Every customer has one free active CodePipeline each month and $1 per month per extra active CodePipeline. The cost of AWS CodeStar is the same as CloudFormation. There is no additional charge for using AWS CodeStar. You only pay for the AWS resources after you run the applications.
AWS SAM Local
AWS SAM Local provides a way to debug and test locally on the Lambda functions and AWS API gateway in Java. You need to install Docker and Python in your local before installing SAM CLI. Please follow this link to install Docker and SAM CLI. After you done the installation, configure AWS SAM Local Executable’s path in Eclipse by going to Preferences under AWS SAM Local of AWS Toolkit. The Debug/Run as AWS SAM Local’s setup of CodeStar project will look like this:
Step-by-Step Setup
The following step-by-step is the best way to create the project from AWS CodeStar to code/debug on Eclipse locally:
- Install AWS Toolkit on Eclipse IDE.
- Download Eclipse IDE for Java EE developers. If you don’t have Java 8 SDK in your local, please go to Oracle to download one.
- Go to Help menu on Eclipse IDE then select either Install New Software… (location: https://aws.amazon.com/eclipse) or Eclipse Marketplace…(search: AWS Toolkit)
- Install AWS SAM Local.
- Install Python 2.7, Docker for your OS,
- Install SAM CLI uses pip comand: pip install aws-sam-cli
- Create SAM Project from AWS CodeStar.
- Login AWS Console. Go to AWS CodeStar. Then Create Project by selecting Java Spring template.
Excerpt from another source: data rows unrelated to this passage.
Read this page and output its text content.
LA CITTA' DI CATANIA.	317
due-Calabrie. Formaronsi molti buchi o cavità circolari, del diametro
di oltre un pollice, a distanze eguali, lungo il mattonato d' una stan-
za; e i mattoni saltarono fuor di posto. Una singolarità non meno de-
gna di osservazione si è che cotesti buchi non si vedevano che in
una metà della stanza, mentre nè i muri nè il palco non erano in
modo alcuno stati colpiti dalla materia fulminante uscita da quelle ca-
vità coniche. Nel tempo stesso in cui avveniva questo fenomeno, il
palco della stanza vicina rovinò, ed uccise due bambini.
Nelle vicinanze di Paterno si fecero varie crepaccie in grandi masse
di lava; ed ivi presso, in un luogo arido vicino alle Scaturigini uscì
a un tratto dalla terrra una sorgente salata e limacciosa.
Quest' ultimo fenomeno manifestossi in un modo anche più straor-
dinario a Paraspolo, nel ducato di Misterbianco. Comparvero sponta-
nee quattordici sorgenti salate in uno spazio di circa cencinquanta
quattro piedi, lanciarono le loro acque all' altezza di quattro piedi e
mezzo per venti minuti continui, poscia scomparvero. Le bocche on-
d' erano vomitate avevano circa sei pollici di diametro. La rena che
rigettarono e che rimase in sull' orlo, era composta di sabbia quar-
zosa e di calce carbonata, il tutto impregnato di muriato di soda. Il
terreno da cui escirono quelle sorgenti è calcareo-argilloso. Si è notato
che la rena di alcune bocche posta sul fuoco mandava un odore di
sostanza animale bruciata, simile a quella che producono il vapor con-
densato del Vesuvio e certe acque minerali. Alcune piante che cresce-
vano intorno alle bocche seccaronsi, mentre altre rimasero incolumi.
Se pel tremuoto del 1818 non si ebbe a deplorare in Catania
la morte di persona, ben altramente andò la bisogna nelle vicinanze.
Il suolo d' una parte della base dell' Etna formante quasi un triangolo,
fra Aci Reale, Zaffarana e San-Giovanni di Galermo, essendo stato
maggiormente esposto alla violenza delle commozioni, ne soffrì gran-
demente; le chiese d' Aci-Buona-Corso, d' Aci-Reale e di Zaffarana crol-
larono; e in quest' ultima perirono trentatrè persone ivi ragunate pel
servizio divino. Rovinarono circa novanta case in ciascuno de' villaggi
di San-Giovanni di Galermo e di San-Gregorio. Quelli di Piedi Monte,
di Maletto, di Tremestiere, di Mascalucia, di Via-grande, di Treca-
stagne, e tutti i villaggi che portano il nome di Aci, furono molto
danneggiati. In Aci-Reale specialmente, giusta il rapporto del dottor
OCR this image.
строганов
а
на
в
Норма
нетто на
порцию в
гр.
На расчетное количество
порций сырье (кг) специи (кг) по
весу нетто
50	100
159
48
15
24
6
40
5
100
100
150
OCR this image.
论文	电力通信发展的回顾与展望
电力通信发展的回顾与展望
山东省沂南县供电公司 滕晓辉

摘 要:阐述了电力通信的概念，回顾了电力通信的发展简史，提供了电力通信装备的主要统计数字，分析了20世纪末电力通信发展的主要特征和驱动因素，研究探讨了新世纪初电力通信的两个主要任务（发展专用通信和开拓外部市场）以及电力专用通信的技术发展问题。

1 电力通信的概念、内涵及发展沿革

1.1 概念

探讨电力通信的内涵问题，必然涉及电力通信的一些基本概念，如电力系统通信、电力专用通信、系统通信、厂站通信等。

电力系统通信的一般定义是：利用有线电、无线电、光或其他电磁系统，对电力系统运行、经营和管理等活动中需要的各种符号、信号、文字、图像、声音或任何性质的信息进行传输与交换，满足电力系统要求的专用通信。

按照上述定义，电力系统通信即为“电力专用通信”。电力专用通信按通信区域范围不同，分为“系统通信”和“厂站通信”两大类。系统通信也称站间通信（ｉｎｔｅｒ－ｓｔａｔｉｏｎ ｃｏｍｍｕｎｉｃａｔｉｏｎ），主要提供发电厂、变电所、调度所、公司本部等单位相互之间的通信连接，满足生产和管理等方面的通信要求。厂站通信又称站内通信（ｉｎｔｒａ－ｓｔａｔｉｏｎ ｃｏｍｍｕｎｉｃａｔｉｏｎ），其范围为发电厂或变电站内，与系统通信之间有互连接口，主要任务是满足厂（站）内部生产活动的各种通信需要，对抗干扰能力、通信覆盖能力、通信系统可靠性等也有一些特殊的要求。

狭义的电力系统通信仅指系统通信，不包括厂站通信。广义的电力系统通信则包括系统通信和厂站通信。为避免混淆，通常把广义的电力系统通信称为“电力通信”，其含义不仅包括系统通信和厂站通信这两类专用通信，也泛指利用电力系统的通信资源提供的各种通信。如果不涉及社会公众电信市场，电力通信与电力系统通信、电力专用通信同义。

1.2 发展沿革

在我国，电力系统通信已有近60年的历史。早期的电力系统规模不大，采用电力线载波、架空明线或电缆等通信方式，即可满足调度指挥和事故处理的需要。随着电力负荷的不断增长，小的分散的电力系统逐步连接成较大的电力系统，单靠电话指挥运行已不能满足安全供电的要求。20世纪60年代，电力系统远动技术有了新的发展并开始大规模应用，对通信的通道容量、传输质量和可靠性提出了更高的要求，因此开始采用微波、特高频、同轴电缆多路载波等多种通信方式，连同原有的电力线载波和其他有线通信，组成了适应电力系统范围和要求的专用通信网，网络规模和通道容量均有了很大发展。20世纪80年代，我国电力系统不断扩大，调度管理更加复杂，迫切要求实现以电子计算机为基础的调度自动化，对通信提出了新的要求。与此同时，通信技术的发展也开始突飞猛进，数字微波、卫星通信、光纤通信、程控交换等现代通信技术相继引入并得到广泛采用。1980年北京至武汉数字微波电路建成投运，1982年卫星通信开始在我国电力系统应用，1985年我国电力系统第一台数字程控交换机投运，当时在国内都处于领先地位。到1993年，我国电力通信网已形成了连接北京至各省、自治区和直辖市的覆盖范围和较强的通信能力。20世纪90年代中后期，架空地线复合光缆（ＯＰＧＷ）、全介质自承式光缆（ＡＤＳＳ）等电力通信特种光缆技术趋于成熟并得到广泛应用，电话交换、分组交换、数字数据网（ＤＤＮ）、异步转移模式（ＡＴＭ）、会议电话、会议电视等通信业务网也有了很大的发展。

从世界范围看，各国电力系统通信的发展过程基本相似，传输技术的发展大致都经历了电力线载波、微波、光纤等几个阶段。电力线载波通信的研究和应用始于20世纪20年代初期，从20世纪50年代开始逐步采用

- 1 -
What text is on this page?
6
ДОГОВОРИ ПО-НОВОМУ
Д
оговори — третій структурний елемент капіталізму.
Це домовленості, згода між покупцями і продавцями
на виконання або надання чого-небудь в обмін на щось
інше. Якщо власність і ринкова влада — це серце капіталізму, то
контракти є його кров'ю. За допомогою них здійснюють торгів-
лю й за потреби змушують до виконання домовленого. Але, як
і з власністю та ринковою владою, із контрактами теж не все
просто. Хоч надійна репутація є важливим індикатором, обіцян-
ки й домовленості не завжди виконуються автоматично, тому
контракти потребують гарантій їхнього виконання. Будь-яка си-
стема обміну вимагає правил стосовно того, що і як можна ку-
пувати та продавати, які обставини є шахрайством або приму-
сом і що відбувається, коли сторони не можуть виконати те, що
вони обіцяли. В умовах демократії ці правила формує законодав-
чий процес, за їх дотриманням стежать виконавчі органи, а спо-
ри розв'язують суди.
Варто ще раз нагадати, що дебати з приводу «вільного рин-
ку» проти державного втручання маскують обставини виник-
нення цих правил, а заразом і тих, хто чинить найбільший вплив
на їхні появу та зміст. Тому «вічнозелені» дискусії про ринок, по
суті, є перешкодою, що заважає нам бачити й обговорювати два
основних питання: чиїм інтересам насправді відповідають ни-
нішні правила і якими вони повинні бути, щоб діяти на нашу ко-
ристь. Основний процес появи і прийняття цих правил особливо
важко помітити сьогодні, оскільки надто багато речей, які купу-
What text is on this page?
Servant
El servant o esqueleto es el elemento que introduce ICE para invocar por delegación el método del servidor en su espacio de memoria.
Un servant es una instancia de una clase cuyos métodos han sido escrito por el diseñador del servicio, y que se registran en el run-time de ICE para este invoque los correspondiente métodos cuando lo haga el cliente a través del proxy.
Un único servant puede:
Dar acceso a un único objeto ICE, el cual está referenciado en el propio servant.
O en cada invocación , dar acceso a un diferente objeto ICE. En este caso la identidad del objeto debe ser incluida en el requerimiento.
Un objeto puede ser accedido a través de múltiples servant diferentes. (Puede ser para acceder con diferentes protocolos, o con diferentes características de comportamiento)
Enter Project name.
- Select AWS CodeCommit for source repository.
- Select Eclipse to edit code.
- Import AWS CodeStar Project to Eclipse.
- On AWS CodeStar Project Select: Select region you created CodeStar Project
- Configure Git Credential by going to AWS console >>IAM>>Users>>Under User’s Security Credentials>>HTTPS Git credentials for AWS CodeCommit>>Generate username and password
- Import the Git credential csv file in Eclipse
- Code and test the project on Eclipse.
- Configure AWS SAM Local. Under Preferences… to configure SAM executable path: the path of aws-sam-cli.
- Go to Debug As or Run As AWS Local. Then Debug or Run configurations…, select the project you created (e.g. mysamproject) and template (e.g. template.yml). You can run both SAM test cases: Lambda function or API gateway. Select function identifier. The generate event (e.g. S3 event) with .json file name.
- It’s ready to code and debug locally.
Please review the detail instructions on my YouTube channel:
To delete AWS CodeStar project, go to AWS CodeStar console. Find the project, then from the ellipsis menu, choose Delete. It will delete CodeCommit project and CodePipeline project. But you need to go to CodeBuild to delete the project and delete two associated S3 buckets to avoid any further charge.